愛知用水公団は、当初主たる財源を余剰農産物資金融通特別会計からの借入金(年利4分)に依存して総事業費321億2800万円の計画により昭和30年10月10日発足したものであるが、第3次余剰農産物の受入中止により、主要財源を資金運用部資金等の政府資金(年利6分5厘)に振り替えるなど資金計画の全面的変更により、32年6月、総事業費は331億円に増額された。
しかして、同公団は、前記特別会計から32年9月末までに36億8000万円を借り入れ、事務所、宿舎等の取得、役職員の給与、旅費、実施計画作成費等に25億8千3百余万円を支出しているが、発足以来すでに満2箇年を経過した同月末にいたってもまだ本工事には着手することができない状況である。
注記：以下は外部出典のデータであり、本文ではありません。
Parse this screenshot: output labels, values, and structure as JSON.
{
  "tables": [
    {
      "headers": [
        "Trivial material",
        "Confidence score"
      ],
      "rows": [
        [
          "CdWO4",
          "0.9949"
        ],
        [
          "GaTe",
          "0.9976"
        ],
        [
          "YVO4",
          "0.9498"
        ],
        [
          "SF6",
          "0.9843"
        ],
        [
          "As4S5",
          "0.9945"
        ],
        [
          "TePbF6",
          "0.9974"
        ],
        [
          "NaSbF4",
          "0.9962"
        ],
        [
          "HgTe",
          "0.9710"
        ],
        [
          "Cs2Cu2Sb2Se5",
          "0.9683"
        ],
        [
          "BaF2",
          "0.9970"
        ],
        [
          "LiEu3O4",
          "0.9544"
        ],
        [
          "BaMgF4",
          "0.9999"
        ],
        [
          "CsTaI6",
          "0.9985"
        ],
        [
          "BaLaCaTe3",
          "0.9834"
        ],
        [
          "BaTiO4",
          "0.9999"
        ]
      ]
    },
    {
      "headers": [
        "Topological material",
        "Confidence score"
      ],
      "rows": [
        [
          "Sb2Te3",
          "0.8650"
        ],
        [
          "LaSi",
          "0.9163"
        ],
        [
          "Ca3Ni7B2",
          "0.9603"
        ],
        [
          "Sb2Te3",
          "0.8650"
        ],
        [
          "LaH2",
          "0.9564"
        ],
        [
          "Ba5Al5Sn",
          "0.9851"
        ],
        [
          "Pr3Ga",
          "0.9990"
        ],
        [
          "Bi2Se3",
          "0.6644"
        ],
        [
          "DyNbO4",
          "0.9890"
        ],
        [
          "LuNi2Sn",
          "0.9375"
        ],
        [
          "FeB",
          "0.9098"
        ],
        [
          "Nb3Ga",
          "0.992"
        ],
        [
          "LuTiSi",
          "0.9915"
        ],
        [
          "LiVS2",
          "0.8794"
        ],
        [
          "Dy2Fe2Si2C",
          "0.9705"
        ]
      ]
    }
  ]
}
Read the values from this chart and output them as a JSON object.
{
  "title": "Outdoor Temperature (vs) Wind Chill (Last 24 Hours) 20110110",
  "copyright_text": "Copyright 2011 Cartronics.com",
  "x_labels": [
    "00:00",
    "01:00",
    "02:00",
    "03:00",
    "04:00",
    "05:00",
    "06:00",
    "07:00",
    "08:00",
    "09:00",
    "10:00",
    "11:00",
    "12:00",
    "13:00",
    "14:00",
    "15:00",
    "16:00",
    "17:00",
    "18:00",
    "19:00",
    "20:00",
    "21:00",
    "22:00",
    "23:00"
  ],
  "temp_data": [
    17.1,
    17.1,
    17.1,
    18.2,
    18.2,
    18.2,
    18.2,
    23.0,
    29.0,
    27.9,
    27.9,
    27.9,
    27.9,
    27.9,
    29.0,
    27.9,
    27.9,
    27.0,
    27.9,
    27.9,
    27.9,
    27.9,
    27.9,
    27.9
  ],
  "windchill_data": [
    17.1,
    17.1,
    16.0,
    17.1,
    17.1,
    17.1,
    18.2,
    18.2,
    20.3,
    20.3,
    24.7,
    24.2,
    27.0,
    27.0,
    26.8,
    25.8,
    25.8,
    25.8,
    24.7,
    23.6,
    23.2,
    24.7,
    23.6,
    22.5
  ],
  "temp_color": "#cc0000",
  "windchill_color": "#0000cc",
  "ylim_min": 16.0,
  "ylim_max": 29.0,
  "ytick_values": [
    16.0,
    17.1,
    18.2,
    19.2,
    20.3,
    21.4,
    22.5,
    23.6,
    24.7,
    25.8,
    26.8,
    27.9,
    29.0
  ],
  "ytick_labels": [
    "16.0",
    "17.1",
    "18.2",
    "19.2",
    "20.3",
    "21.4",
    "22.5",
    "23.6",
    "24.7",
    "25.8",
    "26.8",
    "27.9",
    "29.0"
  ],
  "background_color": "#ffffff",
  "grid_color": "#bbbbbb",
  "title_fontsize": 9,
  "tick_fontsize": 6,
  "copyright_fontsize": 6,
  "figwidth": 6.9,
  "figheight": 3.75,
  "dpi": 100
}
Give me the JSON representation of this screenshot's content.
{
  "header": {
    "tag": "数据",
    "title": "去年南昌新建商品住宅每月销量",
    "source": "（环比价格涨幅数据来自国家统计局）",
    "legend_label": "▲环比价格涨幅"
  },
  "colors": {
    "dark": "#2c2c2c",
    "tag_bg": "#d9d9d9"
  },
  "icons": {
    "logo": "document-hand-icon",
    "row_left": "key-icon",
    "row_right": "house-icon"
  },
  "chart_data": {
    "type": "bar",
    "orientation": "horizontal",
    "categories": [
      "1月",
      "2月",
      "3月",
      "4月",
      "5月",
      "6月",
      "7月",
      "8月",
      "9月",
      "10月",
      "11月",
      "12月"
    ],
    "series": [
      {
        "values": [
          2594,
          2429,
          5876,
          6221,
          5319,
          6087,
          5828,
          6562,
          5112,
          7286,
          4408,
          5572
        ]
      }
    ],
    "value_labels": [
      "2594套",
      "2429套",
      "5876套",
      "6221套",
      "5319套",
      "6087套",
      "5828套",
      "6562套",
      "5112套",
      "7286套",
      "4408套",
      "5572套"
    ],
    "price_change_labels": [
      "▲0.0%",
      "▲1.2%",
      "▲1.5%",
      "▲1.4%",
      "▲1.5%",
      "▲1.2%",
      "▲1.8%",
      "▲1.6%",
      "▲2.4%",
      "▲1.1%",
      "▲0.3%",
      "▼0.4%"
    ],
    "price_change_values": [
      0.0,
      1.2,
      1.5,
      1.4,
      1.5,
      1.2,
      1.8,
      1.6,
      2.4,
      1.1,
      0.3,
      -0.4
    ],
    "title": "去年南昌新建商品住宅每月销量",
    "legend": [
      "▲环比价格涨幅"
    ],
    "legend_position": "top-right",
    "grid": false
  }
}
なお、当初の事業計画では、本工事期間を31年2月から35年8月までとして、組織、機構、資金繰り等一切の計画を樹立していたところ、国際復興開発銀行との借款契約の締結が著しく延引したのに伴い、事業実施計画も32年6月末にいたるまで縦覧公告の運びにいたらないなど約2箇年の遅延をきたしたため、32年8月本院会計実地検査当時においては、工事計画を変更して9月着手、35年12月完成として本工事期間を約3箇年に短縮するのやむなきにいたっていたものである。